# Can fractions actually be converted to decimals?

I was working on a spreadsheet in Excel (I'm a plebe, I know), and I came across a fraction that actually equated to 33.3% of a total number. While looking at it, and looking at the number that went with it, I realized that fractions of 1/3 continue on ad infinitum.

My question is this: Can fractions accurately be converted to decimals without rounding or assuming that .000 ad infinitum = 0 and still have the numbers reach the intended and proven result?

I don't wish for this to be specifically for Excel. I'm asking for more of a theoretical question about the continuation of fractions to an infinite number of places.

From what I know of fractions, 1/3 would equate to .333... ad infinitum. By my reasoning, the difference between 1 and "3/3" would be infinitesimally smaller the further you go. With that logic TECHNICALLY 9.99... != 10.0 or is there something I'm missing? I understand that in practice the numbers match, but given infinite places, when graphed the numbers would never intersect, but would get infinitesimally smaller.

Example: 3.33.... + 6.66.... = 9.99.... != 10.00....

Given an infinite number of decimal places, then

Note: I have no idea how to use the MathJax equations. If anyone wants to edit that in, I'd be appreciative.

• You can represent fractions by a finite numbre of decimals accurately if you allow special notation for denoting periodic digits (typically, an overlline). Otherwise, no: The example with $\frac13+\frac13+\frac13=1$ works for any number of decimal digits. – Hagen von Eitzen Jun 24 '16 at 19:22
• As an aside, $\frac{10}{3}=3.33333\dots$ is commonly denoted as $3.\overline{3}$, and $3.\overline{3} + 6.\overline{6}=9.\overline{9}=10$ is consistent. See this question for explanation of why. – JMoravitz Jun 24 '16 at 19:23
• But by definition, the overline postulate wouldn't be consistent were the number of decimal places infinite (as they are commonly assumed to be from what I'm aware), correct? – Anoplexian Jun 24 '16 at 19:31
• Some fractions cannot be represented exactly as decimals (eg 1/3). But Excel cannot represent floating point numbers exactly anyway. Only more specialised packages like Mathematica will give you answers accurate to hundreds of digits, and even they have limits. – almagest Jun 24 '16 at 19:45
• @almagest Does this then mean that comparing fractions to decimals is comparing apples to oranges, and that they can never truly be compared because of innate differences? Maybe peaches to persimmons would be closer? This is the entire question I'm asking. Can they really be compared? – Anoplexian Jun 24 '16 at 19:52

Technically, $$9.\overbrace{9\ldots9}^n < 10$$ for any finite number $n$ of $9$s after the decimal point. Also, technically, $$9.\overbrace{9\ldots9}^n < 9.\overline9$$ for any finite number $n$ of $9$s after the decimal point; the number on the right has an infinite number of digits and the number on the left doesn't.

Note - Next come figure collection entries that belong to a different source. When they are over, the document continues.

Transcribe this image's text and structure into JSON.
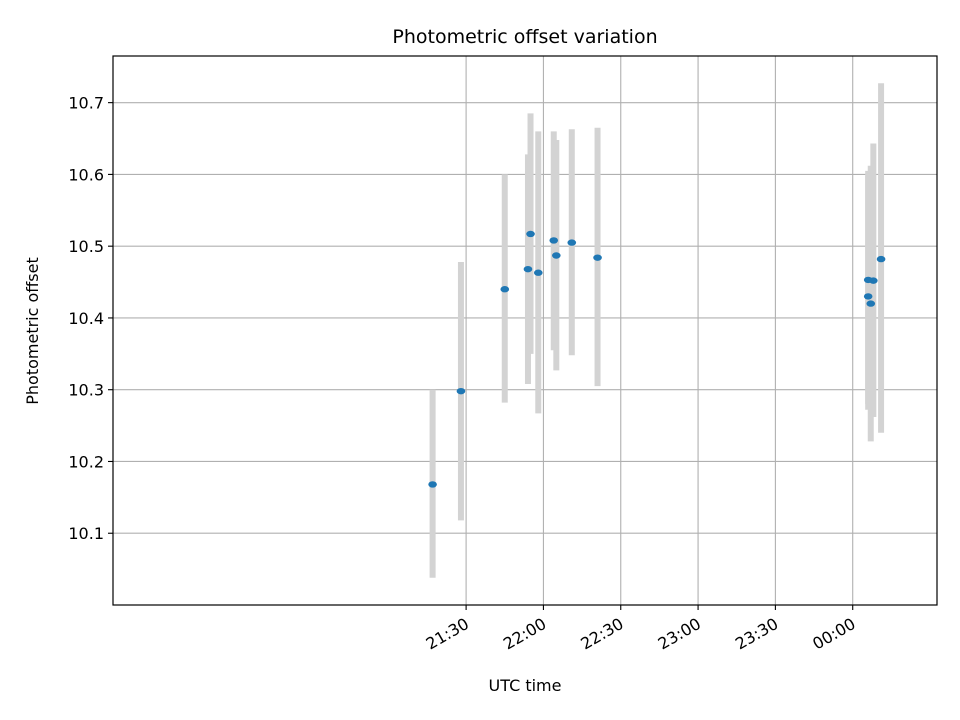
{
  "chart_data": {
    "type": "scatter",
    "title": "Photometric offset variation",
    "xlabel": "UTC time",
    "ylabel": "Photometric offset",
    "grid": true,
    "xlim_minutes": [
      -167,
      152.7
    ],
    "ylim": [
      10.0,
      10.765
    ],
    "x_ticks": [
      "21:30",
      "22:00",
      "22:30",
      "23:00",
      "23:30",
      "00:00"
    ],
    "y_ticks": [
      10.1,
      10.2,
      10.3,
      10.4,
      10.5,
      10.6,
      10.7
    ],
    "marker_color": "#1f77b4",
    "errorbar_color": "#d3d3d3",
    "points": [
      {
        "t": "21:17",
        "y": 10.168,
        "lo": 10.038,
        "hi": 10.3
      },
      {
        "t": "21:28",
        "y": 10.298,
        "lo": 10.118,
        "hi": 10.478
      },
      {
        "t": "21:45",
        "y": 10.44,
        "lo": 10.282,
        "hi": 10.6
      },
      {
        "t": "21:54",
        "y": 10.468,
        "lo": 10.308,
        "hi": 10.628
      },
      {
        "t": "21:55",
        "y": 10.517,
        "lo": 10.35,
        "hi": 10.685
      },
      {
        "t": "21:58",
        "y": 10.463,
        "lo": 10.267,
        "hi": 10.66
      },
      {
        "t": "22:04",
        "y": 10.508,
        "lo": 10.355,
        "hi": 10.66
      },
      {
        "t": "22:05",
        "y": 10.487,
        "lo": 10.327,
        "hi": 10.648
      },
      {
        "t": "22:11",
        "y": 10.505,
        "lo": 10.348,
        "hi": 10.663
      },
      {
        "t": "22:21",
        "y": 10.484,
        "lo": 10.305,
        "hi": 10.665
      },
      {
        "t": "00:06",
        "y": 10.453,
        "lo": 10.272,
        "hi": 10.605
      },
      {
        "t": "00:06",
        "y": 10.43,
        "lo": 10.28,
        "hi": 10.598
      },
      {
        "t": "00:07",
        "y": 10.42,
        "lo": 10.228,
        "hi": 10.612
      },
      {
        "t": "00:08",
        "y": 10.452,
        "lo": 10.262,
        "hi": 10.643
      },
      {
        "t": "00:11",
        "y": 10.482,
        "lo": 10.24,
        "hi": 10.727
      }
    ]
  }
}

Certainly if you put any finite number of $9$s on the right of the decimal point, no matter how large a finite number of $9$s you put there you will always have a number less than $10$. But you also won't have $9.\overline9$.

So what is $9.\overline9$ after all? To quote from this answer to the question "Is $0.999999999\ldots = 1$?",

Symbols don't mean anything in particular until you've defined what you mean by them.

If we want to define $9.\overline9$ so that it has a meaning and actually represents a real number rather than a different mathematical object altogether, the definition that generally makes sense is that it is a limit of an infinite series, and when we look more carefully to see what that limit is, we find that it is $10$. Not just very, very close to $10$, but actually equal to $10$.

If the number of digits is finite (which is always the case in an Excel sheet), the answer is no.

For example, the fraction $1/3$ can not be expressend with a decimal number with finitely many digits.

In general, if the fraction is in its lowest terms and the denominator has a prime factor different from $2$ or $5$, the corresponding decimal number will have infinitely many digits.

The decimal representation of rational numbers come in two forms: either they terminate or a finite pattern emerges. In your case this pattern in $1/3$ is just $3$ repeating over and over again.

Whether a fraction terminates is interesting and depends on the number system you use. If you have a reduced fraction of the form $$\frac{1}{a}$$ This fraction will terminate whenever the prime divisors of $a$ are only $2,5$, the same one's as $10$'s, the base of our decimal system.

One of the advantages of working say base 60 (as the babylonians did), is you have a lot more terminating fractions, since $60=2^2*3*5$ has more prime divisors.